My face heats up. "What was that?"

"Sorry." She lifts her face again. "Oreo would probably kill me for asking when you haven't been screened, but fuck, Meg, we could use someone like you on this team. We can't hold down this fort ourselves forever."

"But you've got so many people?"

"Have you met the kinds of people who survived the name-wave? Basement dwellers. Hermits. Loners. Incels and trolls who only ever go by pseudonyms online and have no social life in person. We had some good ones, but they're all dead now. Ada. Jasper. Vix. Seven." I shock at the name, but Ember doesn't notice. "I'm sure there were other people in this county who had the presence of mind to turn off their phones and hide when the Sleeping Sickness hit, but I'm convinced they all got in their cars and left while they still could. I got stuck here because someone made off with my truck, and Oreo's the only other person I've met besides those ones we've lost who can test potable water, let alone uphold a socially cohesive and semi-functional group situation. If he goes down, I can't lead alone, and vice versa. And I have to drag him from his theories to be useful as often as not."

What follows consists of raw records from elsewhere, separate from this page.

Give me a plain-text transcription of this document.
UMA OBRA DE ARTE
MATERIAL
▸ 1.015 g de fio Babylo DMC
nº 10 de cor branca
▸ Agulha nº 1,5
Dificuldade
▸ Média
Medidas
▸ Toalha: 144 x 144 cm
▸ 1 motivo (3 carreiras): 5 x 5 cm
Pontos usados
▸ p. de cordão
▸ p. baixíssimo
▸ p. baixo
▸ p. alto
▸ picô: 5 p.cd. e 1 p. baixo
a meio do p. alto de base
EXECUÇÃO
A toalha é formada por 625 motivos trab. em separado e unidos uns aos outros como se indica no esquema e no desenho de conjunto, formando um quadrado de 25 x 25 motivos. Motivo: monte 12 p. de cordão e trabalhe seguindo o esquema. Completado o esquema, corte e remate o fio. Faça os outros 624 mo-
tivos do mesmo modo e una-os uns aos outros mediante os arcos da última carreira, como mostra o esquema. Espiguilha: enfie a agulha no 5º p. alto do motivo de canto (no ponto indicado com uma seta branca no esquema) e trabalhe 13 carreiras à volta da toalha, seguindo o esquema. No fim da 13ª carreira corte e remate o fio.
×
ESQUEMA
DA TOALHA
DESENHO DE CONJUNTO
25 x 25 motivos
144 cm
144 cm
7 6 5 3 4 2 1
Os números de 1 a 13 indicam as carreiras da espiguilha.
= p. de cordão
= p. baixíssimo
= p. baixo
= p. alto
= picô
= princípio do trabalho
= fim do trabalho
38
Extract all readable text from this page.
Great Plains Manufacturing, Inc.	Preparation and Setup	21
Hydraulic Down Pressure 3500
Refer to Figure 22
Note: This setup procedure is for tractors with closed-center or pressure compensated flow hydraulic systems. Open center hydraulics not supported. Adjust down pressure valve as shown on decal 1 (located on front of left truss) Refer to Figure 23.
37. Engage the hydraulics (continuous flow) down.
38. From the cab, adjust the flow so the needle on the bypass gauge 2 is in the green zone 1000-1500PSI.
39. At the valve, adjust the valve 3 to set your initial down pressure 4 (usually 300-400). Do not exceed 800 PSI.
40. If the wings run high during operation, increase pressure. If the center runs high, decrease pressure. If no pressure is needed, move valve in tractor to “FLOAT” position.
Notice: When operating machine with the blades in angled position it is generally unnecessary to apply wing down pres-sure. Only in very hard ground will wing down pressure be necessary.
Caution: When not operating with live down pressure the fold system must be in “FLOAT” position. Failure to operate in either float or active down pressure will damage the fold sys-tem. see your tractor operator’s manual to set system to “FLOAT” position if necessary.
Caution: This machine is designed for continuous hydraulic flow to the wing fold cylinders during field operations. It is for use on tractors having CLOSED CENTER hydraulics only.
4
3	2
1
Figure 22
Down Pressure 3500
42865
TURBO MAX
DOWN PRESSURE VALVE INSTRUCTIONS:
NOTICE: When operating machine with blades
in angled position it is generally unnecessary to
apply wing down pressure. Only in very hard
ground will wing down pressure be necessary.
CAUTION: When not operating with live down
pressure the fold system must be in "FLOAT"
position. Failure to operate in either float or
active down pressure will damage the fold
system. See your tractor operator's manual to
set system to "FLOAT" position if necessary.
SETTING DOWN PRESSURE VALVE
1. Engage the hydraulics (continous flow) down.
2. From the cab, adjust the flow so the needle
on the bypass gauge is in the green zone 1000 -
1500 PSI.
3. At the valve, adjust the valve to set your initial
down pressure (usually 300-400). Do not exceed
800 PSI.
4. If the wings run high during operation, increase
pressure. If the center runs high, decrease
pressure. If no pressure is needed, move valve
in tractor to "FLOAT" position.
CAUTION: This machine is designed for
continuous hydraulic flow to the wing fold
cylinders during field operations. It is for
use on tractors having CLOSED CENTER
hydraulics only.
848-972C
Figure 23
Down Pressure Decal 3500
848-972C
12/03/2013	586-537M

That's the second time she's mentioned theories. I want to know those theories. Anything we learn here is better than nothing, and if Oreo was the one to figure out at least some of the patterns on this map, I trust his scientific mind. But Ember's whole body language is done with those theories, and if she hasn't explained them yet, they're probably not worth explaining.

"Anyway," she says, and her shoulders slump. "I'm tired. And scared, to be honest. And believe me, I don't say that to many people. You won't believe how happy we were to find another group that survived, and in Chesnet, no less. You guys are doing something right."

I'm not sure we are. I'm not sure we're surviving on anything except pure, dumb luck.

"So would you?" says Ember.

"Would what? Sorry."

"Join us."

I don't process it properly the first time.

"You're doing something right," she repeats. "And we keep losing people. This group will be gone by the end of the month at the rate we've been going. We've tried everything we can think of, and nothing's stopped it from preying on our members like you saw with Vix. This is functionally our last hope. Would you join us? Please?"